The greenback fell lower against the Australian dollar yesterday after the Reserve Bank of Australia decided to hold rates. Apart from the Aussie’s strength, the is also under pressure from the unsettling factory PMI earlier this week.
As projected, the monetary policy committee of the RBA decided to hold on to current rates at 0.75%. The bank opted to patiently wait and assess the impact of the first three rate cuts in June, July, and October.
The RBA’s decision is perfect for the AUD USD bulls who want to secure fresh gains before Christmas. The greenback was pinned down by the triple whammy of the trade war, factory PMI, and RBA announcement.
The AUD USD exchange rate went up by 0.0023 points or 0.34% in yesterday’s trading. The pair extended its reach from $0.6815 to $0.6862 on Tuesday.
But before that, the pair leaped from $0.67622 to $0.68188 on Monday after the greenback weakened.
Although prior to its rally the pair appeared to be on track to hit its support levels near %0.67050. Fortunately for the Aussie, that wasn’t the case.
Alarming Factory Activity
On Monday, the United States ISM Manufacturing Purchasing Managers’ Index contracted again for the fourth consecutive month.

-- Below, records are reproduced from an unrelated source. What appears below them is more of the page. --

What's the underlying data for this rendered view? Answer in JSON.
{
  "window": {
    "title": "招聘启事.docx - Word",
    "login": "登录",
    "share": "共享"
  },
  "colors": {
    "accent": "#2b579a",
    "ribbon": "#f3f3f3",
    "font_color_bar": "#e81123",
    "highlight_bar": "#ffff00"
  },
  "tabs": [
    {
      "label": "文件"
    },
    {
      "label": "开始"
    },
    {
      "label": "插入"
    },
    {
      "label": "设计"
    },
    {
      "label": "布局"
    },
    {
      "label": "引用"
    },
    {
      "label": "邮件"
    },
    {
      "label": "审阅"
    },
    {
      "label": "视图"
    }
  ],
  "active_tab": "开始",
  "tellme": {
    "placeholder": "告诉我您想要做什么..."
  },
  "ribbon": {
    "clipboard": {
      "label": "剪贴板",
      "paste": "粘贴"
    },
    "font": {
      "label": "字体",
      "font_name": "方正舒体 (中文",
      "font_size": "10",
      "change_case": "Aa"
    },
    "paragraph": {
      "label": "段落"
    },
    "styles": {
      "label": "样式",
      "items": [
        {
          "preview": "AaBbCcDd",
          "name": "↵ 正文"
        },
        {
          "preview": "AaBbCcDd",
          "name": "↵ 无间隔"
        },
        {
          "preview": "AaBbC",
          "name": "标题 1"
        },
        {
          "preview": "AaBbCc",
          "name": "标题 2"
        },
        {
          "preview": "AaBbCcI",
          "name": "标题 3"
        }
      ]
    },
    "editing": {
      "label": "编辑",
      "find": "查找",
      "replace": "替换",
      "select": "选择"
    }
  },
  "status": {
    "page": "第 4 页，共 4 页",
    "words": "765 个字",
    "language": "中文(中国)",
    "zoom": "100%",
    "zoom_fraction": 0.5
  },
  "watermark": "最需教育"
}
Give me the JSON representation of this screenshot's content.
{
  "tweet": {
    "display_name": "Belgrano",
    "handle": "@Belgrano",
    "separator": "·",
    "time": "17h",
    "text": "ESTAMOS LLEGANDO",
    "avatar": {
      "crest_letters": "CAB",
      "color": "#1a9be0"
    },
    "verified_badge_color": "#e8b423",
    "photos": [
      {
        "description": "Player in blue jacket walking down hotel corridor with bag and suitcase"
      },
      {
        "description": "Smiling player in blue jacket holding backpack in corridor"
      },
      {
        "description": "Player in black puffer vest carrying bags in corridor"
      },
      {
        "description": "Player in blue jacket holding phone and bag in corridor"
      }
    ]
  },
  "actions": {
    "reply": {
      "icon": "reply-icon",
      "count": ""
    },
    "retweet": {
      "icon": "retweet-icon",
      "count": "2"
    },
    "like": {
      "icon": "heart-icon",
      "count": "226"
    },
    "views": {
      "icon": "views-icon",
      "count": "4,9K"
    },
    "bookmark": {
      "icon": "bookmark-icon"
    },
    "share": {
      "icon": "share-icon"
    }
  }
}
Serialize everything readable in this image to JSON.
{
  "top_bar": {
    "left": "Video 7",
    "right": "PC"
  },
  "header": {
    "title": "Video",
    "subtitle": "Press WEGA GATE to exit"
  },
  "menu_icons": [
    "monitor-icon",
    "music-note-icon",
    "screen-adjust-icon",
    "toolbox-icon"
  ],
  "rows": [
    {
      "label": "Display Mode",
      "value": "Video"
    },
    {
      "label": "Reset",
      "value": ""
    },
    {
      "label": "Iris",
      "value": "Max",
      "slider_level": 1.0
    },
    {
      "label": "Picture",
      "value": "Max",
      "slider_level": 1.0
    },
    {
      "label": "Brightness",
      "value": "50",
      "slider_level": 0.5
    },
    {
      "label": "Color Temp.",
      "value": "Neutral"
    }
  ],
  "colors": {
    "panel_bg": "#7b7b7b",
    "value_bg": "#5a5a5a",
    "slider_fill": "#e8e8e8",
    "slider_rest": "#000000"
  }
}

Traders were alarmed by the state of the country’s manufacturing sector as a protracted trade war drags it to contraction.
The Institute for Supply Management released the report on Monday, sending a wave of disturbance to US stocks and the greenback.

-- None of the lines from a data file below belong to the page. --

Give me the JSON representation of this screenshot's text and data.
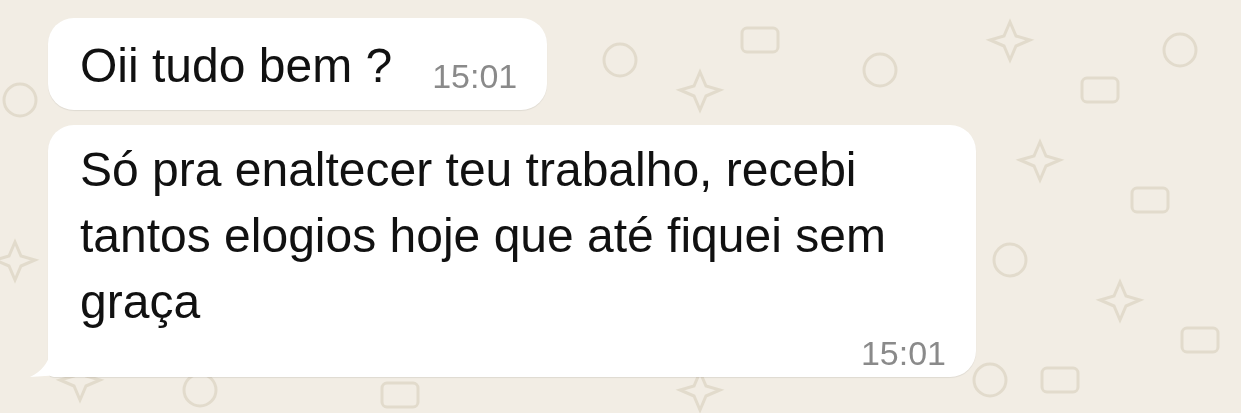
{
  "messages": [
    {
      "text": "Oii tudo bem ?",
      "time": "15:01",
      "tail": false
    },
    {
      "text": "Só pra enaltecer teu trabalho, recebi tantos elogios hoje que até fiquei sem graça",
      "time": "15:01",
      "tail": true
    }
  ]
}
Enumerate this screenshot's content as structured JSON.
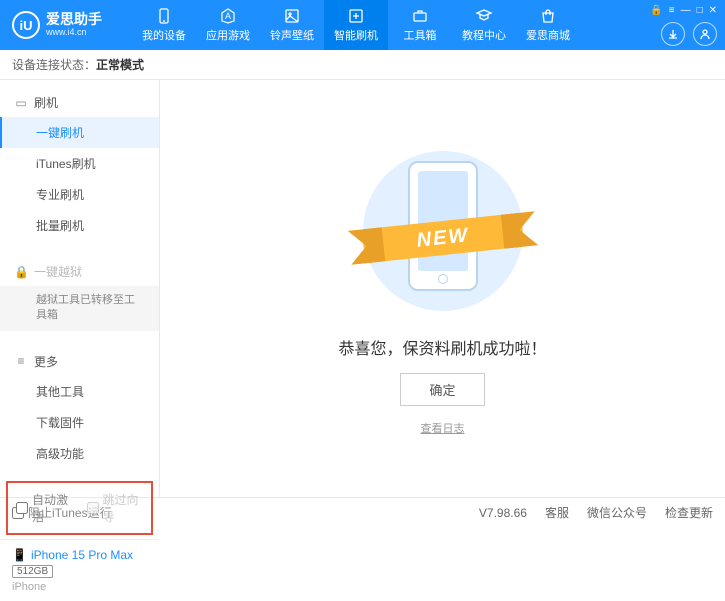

The factory PMI went further down to 48.1% from 48.3% in November. Traders got caught off guard because they were anticipating slight progress to 49.2% prior.
Things also get complicated for the greenback as US President Donald Trump is expected to unleash another round of tariffs soon. Also, on Monday, Donald Trump enforced sanctions on French goods and Brazilian and Argentinian steel.
Conveniently enough, the new levies came in at a time where Beijing and Washington are having difficulties reaching an agreement.